Unter Rennradlern geht der Trend hin zum sogenannten Gravelbike. Das sieht mit Hörnchenlenker aus wie ein Rennrad, lässt sich dank breiterer, profilierter Reifen aber auch bequem abseits von Asphaltstraßen im Gelände fahren.

Worauf sollte ich beim Fahrradkauf achten?

Trotz teils anhaltender Lieferschwierigkeiten: Der Boom auf dem Fahrradmarkt hält an, das Angebot in Fahrradläden (fast drei Viertel aller Verkäufe) und bei Direktversendern wie Canyon oder Rose Bikes ist riesig. Bleibt die Frage: Wie findet man sein passendes Rad?

Experte Fehlau rät, nicht nur auf den Preis zu schauen, sondern sich zu fragen: Wofür nutze ich das Rad in neun von zehn Fällen? Für Straße oder Gelände, kurze Pendlerstrecken oder lange Tagestouren, sportlich-agil oder voll bepackt mit Gepäck und Kindern? Beim E-Bike kommt dazu: Lässt sich der Akku zum Laden in der Wohnung entnehmen oder ist er fest im Rahmen verbaut – und ich muss das schwere Gefährt stets ins obere Stockwerk hieven?

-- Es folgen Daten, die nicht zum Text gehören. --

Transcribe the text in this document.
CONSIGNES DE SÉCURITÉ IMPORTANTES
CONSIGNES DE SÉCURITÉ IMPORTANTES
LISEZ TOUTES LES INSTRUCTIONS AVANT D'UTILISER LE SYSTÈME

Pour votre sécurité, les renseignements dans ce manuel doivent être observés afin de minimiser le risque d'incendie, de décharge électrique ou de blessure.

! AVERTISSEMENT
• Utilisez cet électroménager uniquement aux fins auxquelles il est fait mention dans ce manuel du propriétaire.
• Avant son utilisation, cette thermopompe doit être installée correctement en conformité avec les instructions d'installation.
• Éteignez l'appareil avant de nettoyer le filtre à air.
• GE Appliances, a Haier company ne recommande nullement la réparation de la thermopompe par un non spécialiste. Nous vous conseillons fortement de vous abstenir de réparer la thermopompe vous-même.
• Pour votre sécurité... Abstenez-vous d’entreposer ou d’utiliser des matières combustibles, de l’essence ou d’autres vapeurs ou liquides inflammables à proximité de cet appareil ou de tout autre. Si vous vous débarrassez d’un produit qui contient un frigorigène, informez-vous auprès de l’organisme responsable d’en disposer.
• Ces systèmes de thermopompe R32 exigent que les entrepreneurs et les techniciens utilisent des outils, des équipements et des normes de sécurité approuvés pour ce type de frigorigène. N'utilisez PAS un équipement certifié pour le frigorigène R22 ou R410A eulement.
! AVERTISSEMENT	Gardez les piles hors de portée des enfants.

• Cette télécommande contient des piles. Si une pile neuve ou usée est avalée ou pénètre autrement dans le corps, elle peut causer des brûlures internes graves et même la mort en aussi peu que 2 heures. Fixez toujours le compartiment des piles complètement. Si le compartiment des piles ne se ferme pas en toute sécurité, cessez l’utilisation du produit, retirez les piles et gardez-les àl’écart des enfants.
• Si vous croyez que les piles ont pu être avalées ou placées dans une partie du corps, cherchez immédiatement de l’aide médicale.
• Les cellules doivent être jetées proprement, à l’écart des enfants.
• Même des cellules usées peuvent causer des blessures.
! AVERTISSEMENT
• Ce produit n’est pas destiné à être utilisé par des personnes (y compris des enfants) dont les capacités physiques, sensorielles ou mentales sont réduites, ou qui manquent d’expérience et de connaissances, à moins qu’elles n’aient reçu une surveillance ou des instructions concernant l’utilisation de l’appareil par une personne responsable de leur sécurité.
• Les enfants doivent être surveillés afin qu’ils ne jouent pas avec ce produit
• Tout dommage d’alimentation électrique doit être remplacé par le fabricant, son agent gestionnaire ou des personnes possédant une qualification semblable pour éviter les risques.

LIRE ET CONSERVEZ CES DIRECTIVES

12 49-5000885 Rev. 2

Kaufpreise und Finanzierung

Elektroräder treiben die Preise hoch: Im Schnitt lag der Verkaufspreis bei Rädern laut ZIV zuletzt bei knapp 1400 Euro – fast dreimal so hoch wie vor zehn Jahren. Ein Grund: der Anteil an im Vergleich teureren E-Bikes. Laut VDZ werden durchschnittlich 3332 Euro für ein E-Bike ausgegeben, für ein klassisches Fahrrad lediglich 654 Euro. Eine Versicherung fürs E-Bike kann sich unter Umständen lohnen.

Bei der Radfinanzierung kann auch der Arbeitgeber helfen. Viele Firmen bieten inzwischen Leasing-Modelle wie Jobrad, Business Bike oder Eurorad an. Dabei können Beschäftigte den eigentlichen Kaufpreis durch Entgeltumwandlung ihres Bruttolohns reduzieren und das Dienstrad auch privat nutzen. So lassen sich oft mehrere Hundert Euro sparen und die jährliche Inspektion ist auch mit drin. Für den Kauf eines Lastenrads bieten Kommunen teils Fördermittel an.